The spere screen, originally removable, dates from the early 16th century. It has two octagonal posts with moulded bases and caps carved with pomegranates and Tudor roses, and is divided into twelve panels—plain below and ornamental above in two rows, featuring urns, flowers and heraldic motifs. The half-rose combined with half-pomegranate was a badge used by Mary Tudor, Lady of the Manor in 1550, and it has been suggested that the shield with three motifs shows well-heads and represents the badge of her steward, Richard Welles. The date 1637 painted on the screen is later than its construction.
The corner fireplaces were inserted in the late 17th century when Christ's Hospital adapted the building for use as Bluecoats School. The rear ground-floor room behind the hall contains reset 17th-century panelling and a mid-18th-century fireplace surround with a moulded architrave.

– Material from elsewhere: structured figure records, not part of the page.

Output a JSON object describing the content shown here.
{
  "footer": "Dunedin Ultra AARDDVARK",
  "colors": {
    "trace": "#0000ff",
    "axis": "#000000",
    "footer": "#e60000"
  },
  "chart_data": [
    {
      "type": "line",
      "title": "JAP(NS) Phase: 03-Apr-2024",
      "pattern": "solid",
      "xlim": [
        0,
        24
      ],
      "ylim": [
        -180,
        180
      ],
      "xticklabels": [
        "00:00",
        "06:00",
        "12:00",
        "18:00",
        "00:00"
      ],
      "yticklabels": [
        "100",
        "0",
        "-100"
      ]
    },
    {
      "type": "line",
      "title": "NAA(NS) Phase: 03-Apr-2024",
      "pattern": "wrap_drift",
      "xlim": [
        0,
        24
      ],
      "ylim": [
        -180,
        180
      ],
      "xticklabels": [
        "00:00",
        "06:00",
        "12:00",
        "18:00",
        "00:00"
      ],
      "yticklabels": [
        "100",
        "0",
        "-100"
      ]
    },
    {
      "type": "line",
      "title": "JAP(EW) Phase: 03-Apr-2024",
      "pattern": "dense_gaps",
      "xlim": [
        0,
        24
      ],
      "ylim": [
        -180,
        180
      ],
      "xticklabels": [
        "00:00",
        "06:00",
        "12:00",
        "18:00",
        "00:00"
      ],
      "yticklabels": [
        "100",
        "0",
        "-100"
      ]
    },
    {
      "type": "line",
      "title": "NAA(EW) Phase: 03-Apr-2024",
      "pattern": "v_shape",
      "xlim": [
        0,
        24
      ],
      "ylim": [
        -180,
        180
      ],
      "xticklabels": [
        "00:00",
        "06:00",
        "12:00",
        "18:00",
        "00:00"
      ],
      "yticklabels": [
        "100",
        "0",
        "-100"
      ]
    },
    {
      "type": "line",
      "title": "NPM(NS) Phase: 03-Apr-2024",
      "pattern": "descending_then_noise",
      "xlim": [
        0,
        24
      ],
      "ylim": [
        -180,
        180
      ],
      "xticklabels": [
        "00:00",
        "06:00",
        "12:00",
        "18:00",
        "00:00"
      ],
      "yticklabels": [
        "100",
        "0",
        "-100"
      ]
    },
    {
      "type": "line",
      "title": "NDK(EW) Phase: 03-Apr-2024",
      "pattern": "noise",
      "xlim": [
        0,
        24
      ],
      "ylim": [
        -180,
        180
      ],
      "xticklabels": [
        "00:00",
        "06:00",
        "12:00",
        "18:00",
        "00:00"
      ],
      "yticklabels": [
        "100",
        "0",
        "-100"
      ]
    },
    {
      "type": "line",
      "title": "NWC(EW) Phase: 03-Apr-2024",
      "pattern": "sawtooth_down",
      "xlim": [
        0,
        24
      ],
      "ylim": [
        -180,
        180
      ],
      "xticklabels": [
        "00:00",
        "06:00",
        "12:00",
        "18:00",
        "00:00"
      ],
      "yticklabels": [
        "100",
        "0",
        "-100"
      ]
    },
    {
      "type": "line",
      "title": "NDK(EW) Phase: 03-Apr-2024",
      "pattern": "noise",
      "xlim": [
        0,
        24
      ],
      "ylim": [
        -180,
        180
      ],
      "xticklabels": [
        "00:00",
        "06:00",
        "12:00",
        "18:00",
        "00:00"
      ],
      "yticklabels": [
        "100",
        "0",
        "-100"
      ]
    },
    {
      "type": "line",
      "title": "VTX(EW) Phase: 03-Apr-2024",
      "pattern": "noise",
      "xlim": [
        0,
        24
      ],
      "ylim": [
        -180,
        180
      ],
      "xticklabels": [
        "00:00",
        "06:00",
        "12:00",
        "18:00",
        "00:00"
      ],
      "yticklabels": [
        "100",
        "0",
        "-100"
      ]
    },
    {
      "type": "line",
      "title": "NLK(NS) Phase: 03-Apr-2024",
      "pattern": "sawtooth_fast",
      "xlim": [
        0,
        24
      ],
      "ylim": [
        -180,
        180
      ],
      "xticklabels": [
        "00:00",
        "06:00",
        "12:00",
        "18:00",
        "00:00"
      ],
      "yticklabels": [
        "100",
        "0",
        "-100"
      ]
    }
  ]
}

East of the screens passage, the service wing was constructed in the early 17th century. The ground-floor room east of the hall—the parlour—was decorated with painted-on panelling as a wainscot, with florid scrollwork above. The remaining ground-floor rooms served as service rooms including the kitchen and buttery. Above were four rooms, accessed by a close-string newel staircase with bobbin balusters to the first floor and 'S' splat balusters in the flights to the attics. The service wing is now shared between Numbers 20, 21 and 22.
Historical Note
Ware Manor was held by Hugh de Grentmesnil in 1086. Place House was probably constructed during the tenure of John Wake, 1285-1300. Joan of Kent, widow of the Black Prince and mother of Richard II, held the Manor between 1352 and 1384. The Manor descended by marriage to Richard III and was granted by Henry VII to his mother, Margaret Beaufort, Countess of Richmond, in 1487, who held it until 1509. Between 1575 and 1587, the Manor was acquired by Thomas Fanshawe, who built Ware Park and leased out the Manor House. Humphrey Packer, who leased part of the Manor in the mid-17th century, may have rebuilt the east wing.
Christ's Hospital acquired the property with the remainder of Bluecoat Yard in November 1685 and remodelled Place House by demolishing the west wing and adapting the hall as a large classroom, extending it northwards and demolishing the north aisle. The south aisle was heightened to two storeys and the corner fireplaces were added. The east wing was adapted as the schoolmaster's house. The Bluecoat School at Ware closed in 1761. An upper floor was inserted in the schoolroom in the late 18th century and removed in 1977. Place House returned to educational use in the mid-19th century, which ceased by 1880.
In the early 1970s, Place House, which had deteriorated, was acquired and restored by the Hertfordshire Building Preservation Trust Ltd., with Gilbert Williams as architect. It was re-opened in 1978 by Her Majesty Queen Elizabeth the Queen Mother. The building is one of the most important early medieval timber-framed structures in the County.